ISLAMABAD, Pakistan | Security forces rescued several children forcibly recruited by the Taliban, purportedly to be used as fighters or suicide bombers, and there could be hundreds more of them, officials said Tuesday.

The claim came as a suicide car bomber rammed his vehicle into a checkpoint in Pakistan’s North Waziristan tribal region, causing an explosion that killed two police officers and wounded five other security officials, authorities said.

Pakistani troops are engaged in offensives against the Taliban in various areas along the lawless border with Afghanistan, fighting militants often drawn from among the local communities.

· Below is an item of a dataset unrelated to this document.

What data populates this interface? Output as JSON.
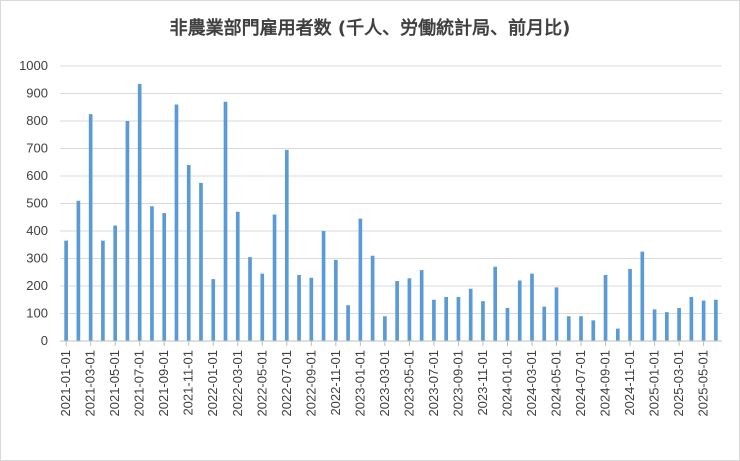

Lt. Gen. Nadeem Ahmed, who heads a special support group tasked with handling the return of people displaced by three months of fighting in the Swat Valley and surrounding areas, said he had met with nine boys rescued from the Taliban.

“They have been brainwashed and trained as suicide bombers, but the nine who I met seemed willing to get back to normal life,” he told Pakistani state-run television.

Gen. Ahmed’s deputy, Lt. Col. Waseem Shahid, later clarified that it had not been determined whether all the boys were being trained as suicide bombers.

“What we are saying is that they are Taliban recruits. They are trained. They could have been used for any purpose,” Col. Shahid told the Associated Press.

Gen. Ahmed said on state-run TV that the children had told him that there were many more, possibly hundreds, like them.

“It seems that there are some 300 to 400 such children who the Taliban had taken forcibly or who they were training,” Gen. Ahmed said.

The Washington Times, citing Pentagon and Pakistani officials, reported July 2 that the top Pakistani Taliban leader, Baitullah Mehsud, has been buying children as young as 7 to serve as suicide bombers, and that the going price for child bombers was between $7,000 and $14,000.

Maj. Nasir Ali, spokesman for the forces in Swat, said most of the several children who had been rescued were taken from a Taliban training camp in Swat after a firefight, although some had turned themselves in later. He did not say when the rescue occurred.

Gen. Ahmed said the boys had sometimes been lured by offers of food, but that they had been underfed and some had fallen ill.

Militant spokesmen could not be reached Tuesday for comment on the allegations.

On Sunday, authorities in Swat’s main town of Mingora presented several teenagers claimed to have been forcibly recruited by the Taliban. Seven boys, their faces covered to prevent them from being recognized, were shown to reporters.

One, 16-year-old Shaukat Ali, said the militants abducted him while he was playing cricket. He said they told him they wanted him to be “a warrior” and offered to pay his family for his services.

Bashir Ahmad Bilour, senior minister of North West Frontier Province, where Swat is located, said that dozens of children had been rescued by security forces and ranged in age from 6 to 15.

He said they were being trained as suicide bombers.

“They are prepared mentally. They say that Islam is everything for them. They say they are doing it for Islam. They say they have to carry suicide attacks for the sake of Islam,” Mr. Bilour told private Geo TV. “They are brainwashed to such an extreme that they are ready to kill their parents, who they call infidels.”